Alegoria dos encontros

A coisa do escrever, do criar, do pensar o nosso tempo e esse mundo vem de fontes das mais diversas. Desde uma brincadeira com amigos, chegando até leitura desenfreada de autores do mais alto gabarito filosófico. A diferença está em estar atento ao mundo e perceber os sinais, alguns claros outros nem tanto, que nos cercam. Foi num desses encontros regados a cerveja torresmo e tira-gostos mineiros que eu e um amigo discorríamos sobre a vida alheia de um terceiro amigo, claro. Botecos e cervejas combinam tanto quanto a mal falada filosofia de bar e a vida alheia comentada. Esse amigo me disse das impressões que tinha tido da atual namorada do dito-cujo. Para ele a mocinha não tinha nada a ver com o amigo foco da conversa. Que ela em nada se parecia com ele. E isso em tom indignado! Na mesma moeda eu respondi:- que bom! Vai ver esse nosso amigo encontrou na amada o que sempre lhe faltara. Se assim o é fisicamente, por que não psicologicamente?

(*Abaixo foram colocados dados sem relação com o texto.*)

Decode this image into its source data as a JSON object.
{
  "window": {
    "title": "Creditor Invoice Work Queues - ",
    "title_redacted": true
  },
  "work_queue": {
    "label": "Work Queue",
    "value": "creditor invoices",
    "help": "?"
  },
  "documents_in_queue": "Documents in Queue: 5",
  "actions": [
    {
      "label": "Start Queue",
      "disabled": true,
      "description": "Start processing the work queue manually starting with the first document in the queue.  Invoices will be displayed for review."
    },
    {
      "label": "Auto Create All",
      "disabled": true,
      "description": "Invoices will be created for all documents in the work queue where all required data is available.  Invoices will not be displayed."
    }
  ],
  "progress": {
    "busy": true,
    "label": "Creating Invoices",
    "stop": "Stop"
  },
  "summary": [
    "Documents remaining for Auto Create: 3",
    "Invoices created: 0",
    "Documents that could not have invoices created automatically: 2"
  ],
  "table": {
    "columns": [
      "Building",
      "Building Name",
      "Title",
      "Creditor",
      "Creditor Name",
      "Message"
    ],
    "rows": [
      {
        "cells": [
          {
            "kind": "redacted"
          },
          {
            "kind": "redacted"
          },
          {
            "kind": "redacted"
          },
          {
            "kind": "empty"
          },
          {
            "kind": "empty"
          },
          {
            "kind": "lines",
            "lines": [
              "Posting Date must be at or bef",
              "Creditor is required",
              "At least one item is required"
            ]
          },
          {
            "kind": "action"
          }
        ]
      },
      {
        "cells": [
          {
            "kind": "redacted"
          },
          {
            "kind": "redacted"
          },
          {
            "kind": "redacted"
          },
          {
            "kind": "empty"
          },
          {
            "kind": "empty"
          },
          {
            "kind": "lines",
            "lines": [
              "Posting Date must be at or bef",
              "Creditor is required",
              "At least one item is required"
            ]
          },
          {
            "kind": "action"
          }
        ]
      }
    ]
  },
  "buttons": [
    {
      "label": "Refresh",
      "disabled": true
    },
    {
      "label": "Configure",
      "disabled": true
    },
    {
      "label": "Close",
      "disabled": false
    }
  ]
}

Os encontros são sempre fortunas e nem sempre fortuitos. Sempre há tempo de acontecerem, basta que seu canal esteja sintonizado na freqüência certa. Existem formas mais diretas e outras nem tantos dos encontros se darem. Hoje, temos a internet, os clubes de solteiros, para que deixemos de sê-los. Vamos às boates a fim de encontrar alguém para passar algumas horas e talvez, quem sabe talvez nos vermos em um ou mais dias. Existem até cidades que promovem, pela sua concepção urbanística, a arte do encontro. Outras do desencontro. Mas o que importa é que cada vez mais as pessoas buscam meios para intermediar o que antes era feito deixado completamente para a obra do acaso. Não que as intenções mudaram nesses tempos. As vontades são as mesmas. As necessidades de conquista também. O cerne da questão continua o mesmo. As pessoas continuam com a necessidade de se relacionarem. Mesmo que as relações pessoais sejam cada dia menos impessoais, sempre buscamos forma de compensar esse distanciamento que nos provocamos. E quando nos encontramos, é uma festa. O tempo para. Faz-se silêncio onde havia barulho. E tudo mais faz sentido. Percebemos que é por esses momentos que procuramos, quando encontramos na nossa busca, na nossa odisséia terrestre o que nos preenche a lacuna latente a que os gregos atribuíam à cisão as almas.
O sentimento de completude se dá no encontro quando percebemos que nosso eco é respondido além da pergunta, mas com uma resposta que o preencha. É assim que percebo que os encontros vão além do olhar e do sentir.